Les remboursements des actes dentaires sont calculés sur la base d’un tarif de base conventionné, qui est fixé entre la caisse nationale d’assurance maladie, l’état et les professionnels de santé. La sécurité sociale ne rembourse pas toujours l’intégralité des soins, tout dépend de la nature de l’acte. Une partie des dépenses peut alors rester à la charge du patient.

Entre les soins dentaires, les prothèses, et les traitements d’orthodontie, quels sont les tarifs pratiqués ? Quels sont les remboursements ? Un point sur les différentes prises en charge possibles.

Les consultations dentaires pour des soins courants

Les consultations de routine chez un praticien comme Augustin Mayo, dentiste toulousain, pour des soins courants sont pris en charge à hauteur de 70% du tarif de base fixé par la sécurité sociale. Les actes qui bénéficient de ce taux de remboursement sont les soins des caries, les traitements de racines, les extractions et le détartrage.

Il est important de signaler que le prix de base n’est pas forcément le même que le prix payé réellement chez le dentiste. En effet, seuls les médecins conventionnés pratiquent le tarif de base, les autres ont des honoraires libres, bien que certains dentistes conventionnés soient autorisés à pratiquer des dépassements d’honoraires. Dans tous les cas, le patient à toujours intérêt à demander un devis.

La prise en charge de l’assurance maladie peut être complétée par un remboursement de la part d’une mutuelle, quand le patient y est affilié.

Les prothèses dentaires

Le remboursement de certaines prothèses dentaires se fait à hauteur de 70% sur la base de tarifs conventionnels, à condition que ces prothèses figurent sur la liste des actes remboursables.

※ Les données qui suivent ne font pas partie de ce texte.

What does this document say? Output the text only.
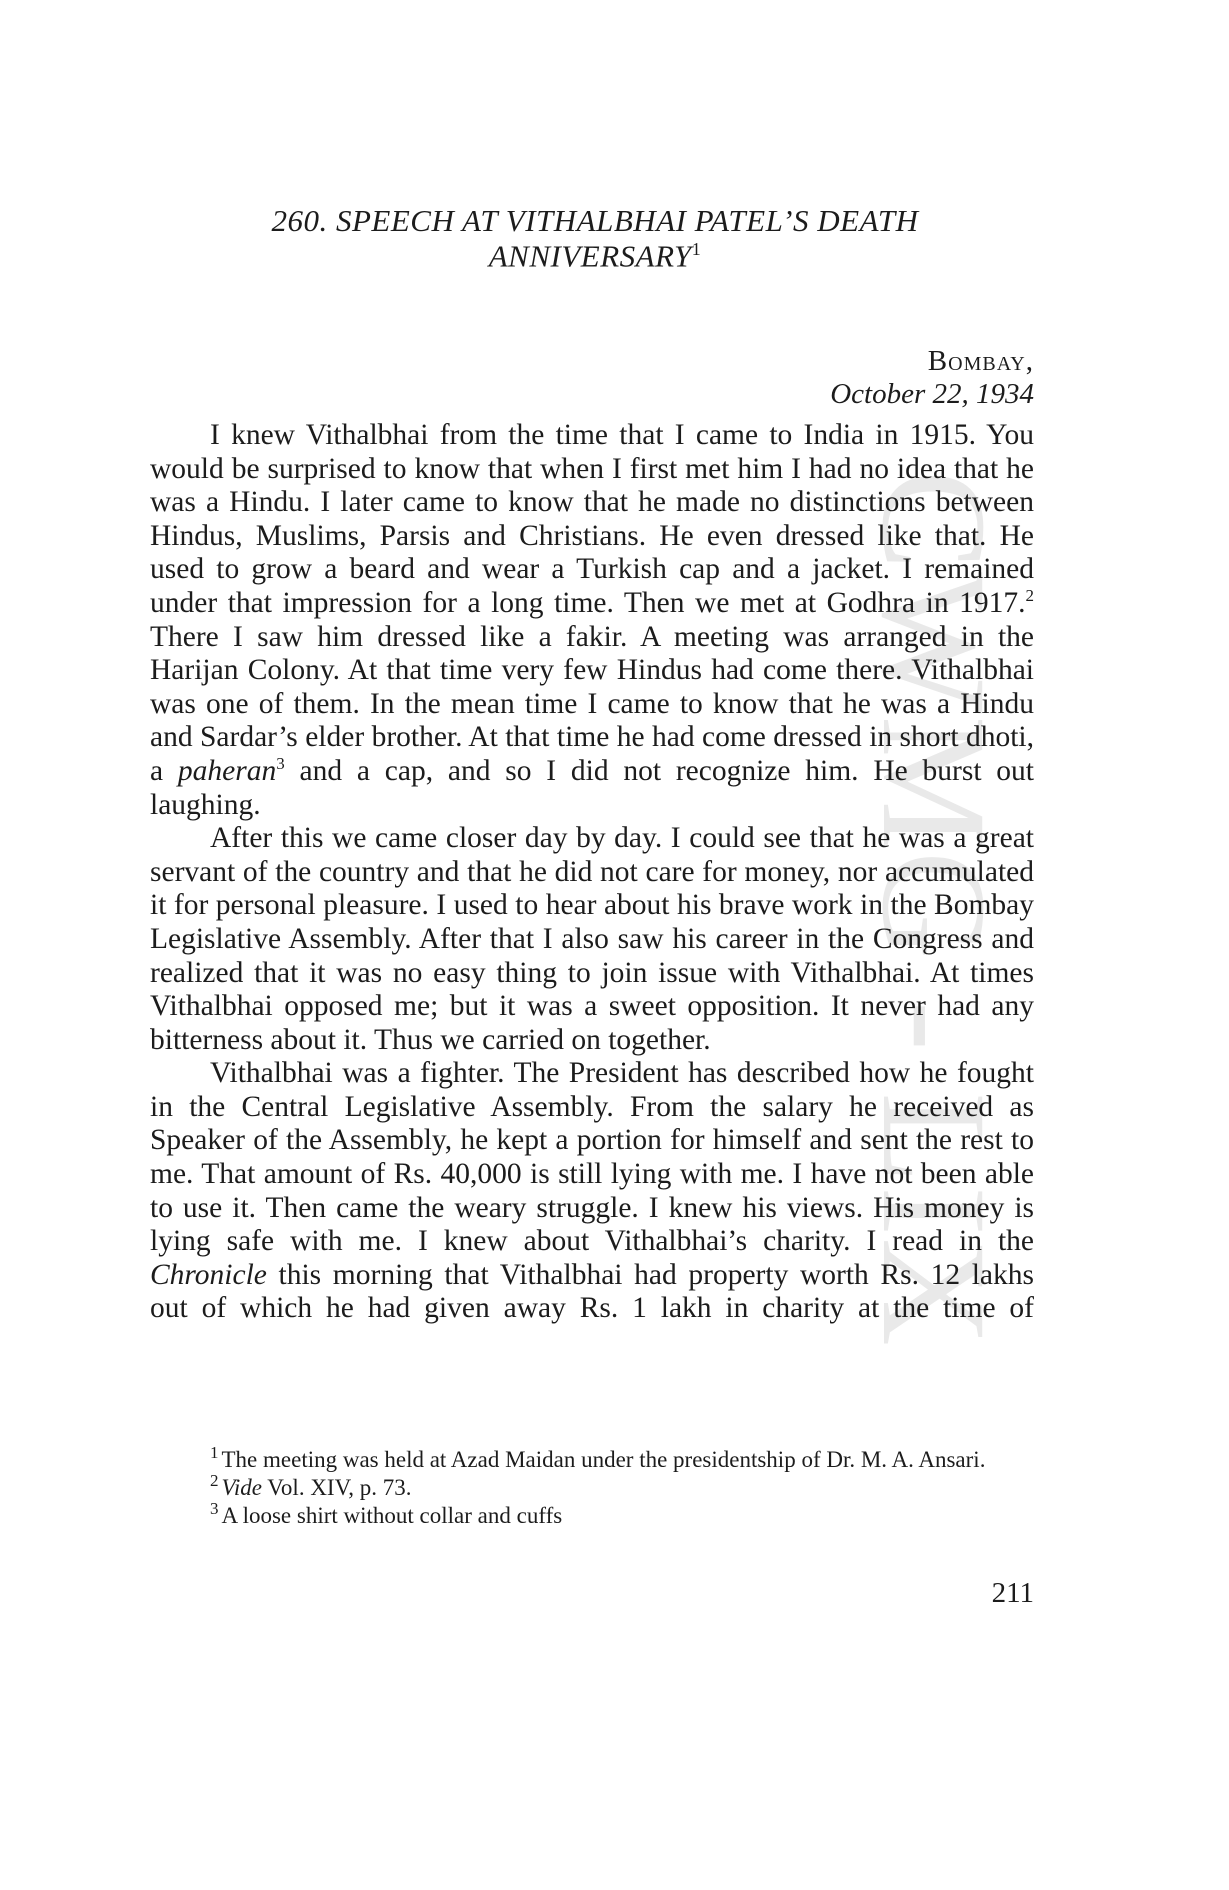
CWMG - LIX
260. SPEECH AT VITHALBHAI PATEL’S DEATH
ANNIVERSARY$^1$
Bombay,
October 22, 1934

I knew Vithalbhai from the time that I came to India in 1915. You would be surprised to know that when I first met him I had no idea that he was a Hindu. I later came to know that he made no distinctions between Hindus, Muslims, Parsis and Christians. He even dressed like that. He used to grow a beard and wear a Turkish cap and a jacket. I remained under that impression for a long time. Then we met at Godhra in 1917.$^2$ There I saw him dressed like a fakir. A meeting was arranged in the Harijan Colony. At that time very few Hindus had come there. Vithalbhai was one of them. In the mean time I came to know that he was a Hindu and Sardar’s elder brother. At that time he had come dressed in short dhoti, a paheran$^3$ and a cap, and so I did not recognize him. He burst out laughing.

After this we came closer day by day. I could see that he was a great servant of the country and that he did not care for money, nor accumulated it for personal pleasure. I used to hear about his brave work in the Bombay Legislative Assembly. After that I also saw his career in the Congress and realized that it was no easy thing to join issue with Vithalbhai. At times Vithalbhai opposed me; but it was a sweet opposition. It never had any bitterness about it. Thus we carried on together.

Vithalbhai was a fighter. The President has described how he fought in the Central Legislative Assembly. From the salary he received as Speaker of the Assembly, he kept a portion for himself and sent the rest to me. That amount of Rs. 40,000 is still lying with me. I have not been able to use it. Then came the weary struggle. I knew his views. His money is lying safe with me. I knew about Vithalbhai’s charity. I read in the Chronicle this morning that Vithalbhai had property worth Rs. 12 lakhs out of which he had given away Rs. 1 lakh in charity at the time of

$^1$ The meeting was held at Azad Maidan under the presidentship of Dr. M. A. Ansari.

$^2$ Vide Vol. XIV, p. 73.

$^3$ A loose shirt without collar and cuffs

211
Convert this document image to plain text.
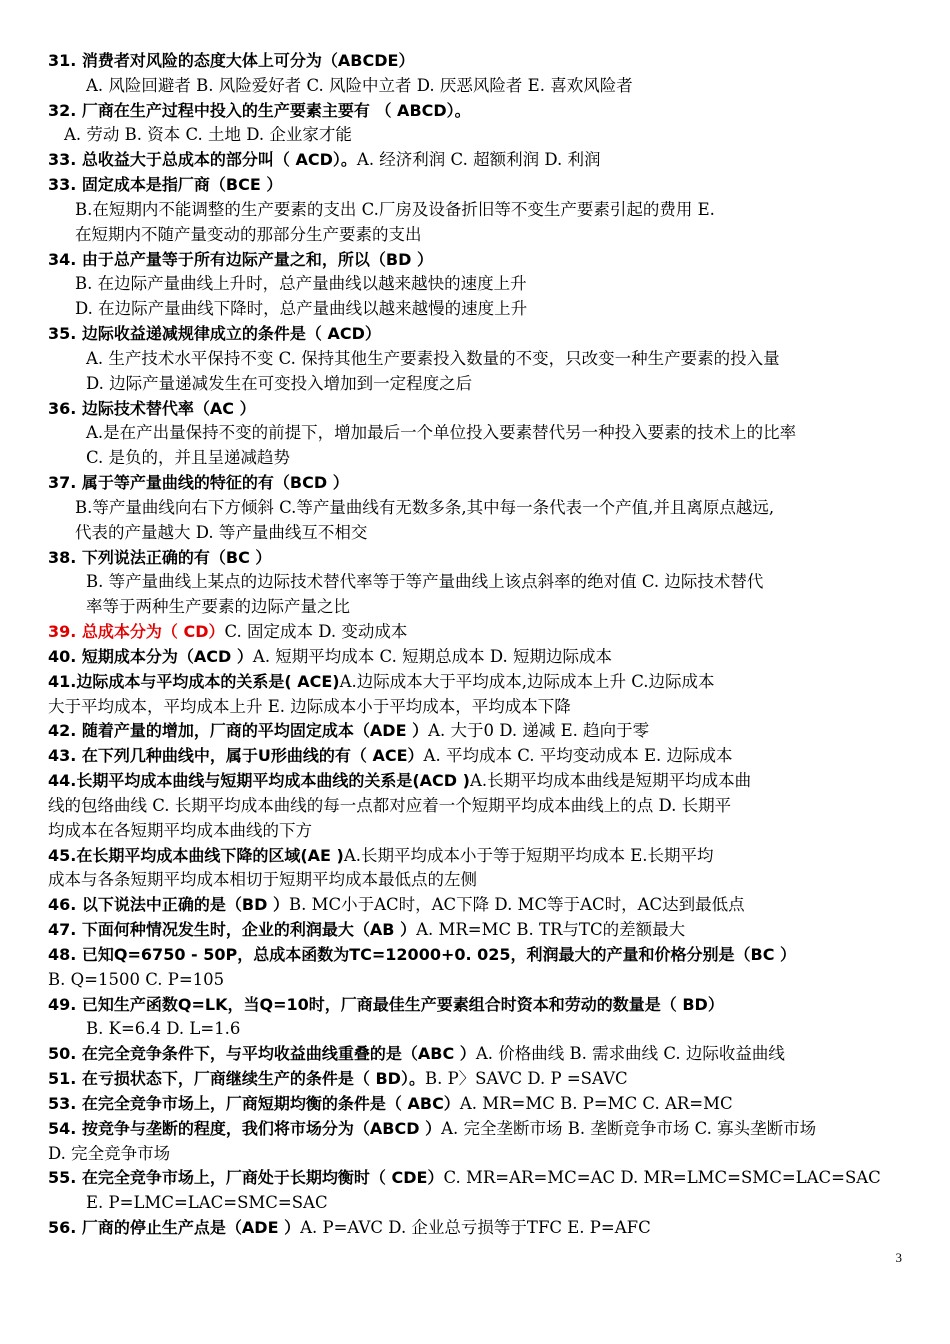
31. 消费者对风险的态度大体上可分为（ABCDE）
A. 风险回避者 B. 风险爱好者 C. 风险中立者 D. 厌恶风险者 E. 喜欢风险者
32. 厂商在生产过程中投入的生产要素主要有 （ ABCD）。
A. 劳动 B. 资本 C. 土地 D. 企业家才能
33. 总收益大于总成本的部分叫（ ACD）。A. 经济利润 C. 超额利润 D. 利润
33. 固定成本是指厂商（BCE ）
B.在短期内不能调整的生产要素的支出 C.厂房及设备折旧等不变生产要素引起的费用 E.
在短期内不随产量变动的那部分生产要素的支出
34. 由于总产量等于所有边际产量之和，所以（BD ）
B. 在边际产量曲线上升时，总产量曲线以越来越快的速度上升
D. 在边际产量曲线下降时，总产量曲线以越来越慢的速度上升
35. 边际收益递减规律成立的条件是（ ACD）
A. 生产技术水平保持不变 C. 保持其他生产要素投入数量的不变，只改变一种生产要素的投入量
D. 边际产量递减发生在可变投入增加到一定程度之后
36. 边际技术替代率（AC ）
A.是在产出量保持不变的前提下，增加最后一个单位投入要素替代另一种投入要素的技术上的比率
C. 是负的，并且呈递减趋势
37. 属于等产量曲线的特征的有（BCD ）
B.等产量曲线向右下方倾斜 C.等产量曲线有无数多条,其中每一条代表一个产值,并且离原点越远,
代表的产量越大 D. 等产量曲线互不相交
38. 下列说法正确的有（BC ）
B. 等产量曲线上某点的边际技术替代率等于等产量曲线上该点斜率的绝对值 C. 边际技术替代
率等于两种生产要素的边际产量之比
39. 总成本分为（ CD）C. 固定成本 D. 变动成本
40. 短期成本分为（ACD ）A. 短期平均成本 C. 短期总成本 D. 短期边际成本
41.边际成本与平均成本的关系是( ACE)A.边际成本大于平均成本,边际成本上升 C.边际成本
大于平均成本，平均成本上升 E. 边际成本小于平均成本，平均成本下降
42. 随着产量的增加，厂商的平均固定成本（ADE ）A. 大于0 D. 递减 E. 趋向于零
43. 在下列几种曲线中，属于U形曲线的有（ ACE）A. 平均成本 C. 平均变动成本 E. 边际成本
44.长期平均成本曲线与短期平均成本曲线的关系是(ACD )A.长期平均成本曲线是短期平均成本曲
线的包络曲线 C. 长期平均成本曲线的每一点都对应着一个短期平均成本曲线上的点 D. 长期平
均成本在各短期平均成本曲线的下方
45.在长期平均成本曲线下降的区域(AE )A.长期平均成本小于等于短期平均成本 E.长期平均
成本与各条短期平均成本相切于短期平均成本最低点的左侧
46. 以下说法中正确的是（BD ）B. MC小于AC时，AC下降 D. MC等于AC时，AC达到最低点
47. 下面何种情况发生时，企业的利润最大（AB ）A. MR=MC B. TR与TC的差额最大
48. 已知Q=6750 - 50P，总成本函数为TC=12000+0. 025，利润最大的产量和价格分别是（BC ）
B. Q=1500 C. P=105
49. 已知生产函数Q=LK，当Q=10时，厂商最佳生产要素组合时资本和劳动的数量是（ BD）
B. K=6.4 D. L=1.6
50. 在完全竞争条件下，与平均收益曲线重叠的是（ABC ）A. 价格曲线 B. 需求曲线 C. 边际收益曲线
51. 在亏损状态下，厂商继续生产的条件是（ BD）。B. P〉SAVC D. P =SAVC
53. 在完全竞争市场上，厂商短期均衡的条件是（ ABC）A. MR=MC B. P=MC C. AR=MC
54. 按竞争与垄断的程度，我们将市场分为（ABCD ）A. 完全垄断市场 B. 垄断竞争市场 C. 寡头垄断市场
D. 完全竞争市场
55. 在完全竞争市场上，厂商处于长期均衡时（ CDE）C. MR=AR=MC=AC D. MR=LMC=SMC=LAC=SAC
E. P=LMC=LAC=SMC=SAC
56. 厂商的停止生产点是（ADE ）A. P=AVC D. 企业总亏损等于TFC E. P=AFC
3
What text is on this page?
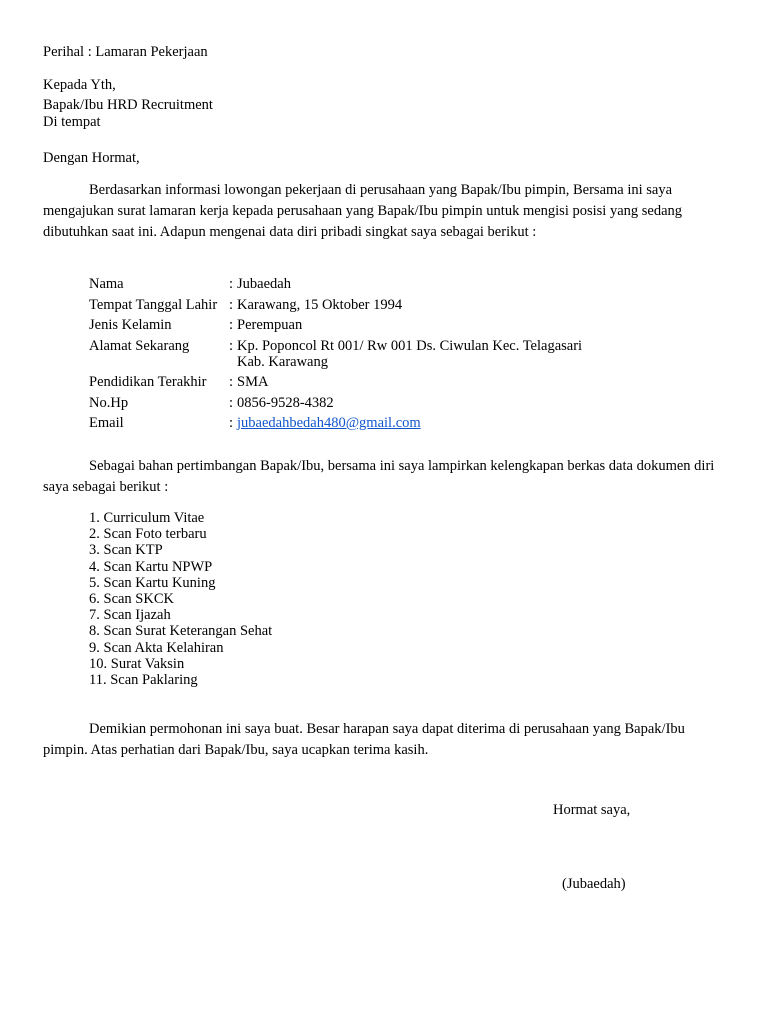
Perihal : Lamaran Pekerjaan
Kepada Yth,
Bapak/Ibu HRD Recruitment
Di tempat
Dengan Hormat,
Berdasarkan informasi lowongan pekerjaan di perusahaan yang Bapak/Ibu pimpin, Bersama ini saya mengajukan surat lamaran kerja kepada perusahaan yang Bapak/Ibu pimpin untuk mengisi posisi yang sedang dibutuhkan saat ini. Adapun mengenai data diri pribadi singkat saya sebagai berikut :
Nama	: Jubaedah
Tempat Tanggal Lahir : Karawang, 15 Oktober 1994
Jenis Kelamin	: Perempuan
Alamat Sekarang	: Kp. Poponcol Rt 001/ Rw 001 Ds. Ciwulan Kec. Telagasari
Kab. Karawang
Pendidikan Terakhir : SMA
No.Hp	: 0856-9528-4382
Email	: jubaedahbedah480@gmail.com
Sebagai bahan pertimbangan Bapak/Ibu, bersama ini saya lampirkan kelengkapan berkas data dokumen diri saya sebagai berikut :
1. Curriculum Vitae
2. Scan Foto terbaru
3. Scan KTP
4. Scan Kartu NPWP
5. Scan Kartu Kuning
6. Scan SKCK
7. Scan Ijazah
8. Scan Surat Keterangan Sehat
9. Scan Akta Kelahiran
10. Surat Vaksin
11. Scan Paklaring
Demikian permohonan ini saya buat. Besar harapan saya dapat diterima di perusahaan yang Bapak/Ibu pimpin. Atas perhatian dari Bapak/Ibu, saya ucapkan terima kasih.
Hormat saya,
(Jubaedah)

D’après les nouvelles réglementations, les tarifs de certaines prothèses ont été plafonnés, afin de les rendre plus accessibles. Ainsi, les dentistes n’ont pas le droit de facturer ces actes au-delà d’un montant maximum autorisé.

A partir de cette année, les prothèses qui font partie du panier 10% santé sont prises en charge intégralement, sans reste à charge, entre l’assurance maladie obligatoire et la complémentaire santé. Il est donc essentiel de demander au dentiste si l’acte prothétique proposé entre dans ce cadre ou pas, avant de s’engager, sachant que le médecin est tenu par la nouvelle loi de proposer un plan de traitement 100% santé, quand il est possible.

En dehors du panier 100% santé, toutes les autres prothèses sont proposées avec des tarifs libres. Il faut également signaler que le reste à charge 0 s’applique uniquement quand le médecin est conventionné et quand le patient est affilié à une complémentaire santé responsable.

Il ne faut pas hésiter à demander au dentiste un devis clair et détaillé, afin d’éviter les mauvaises surprises.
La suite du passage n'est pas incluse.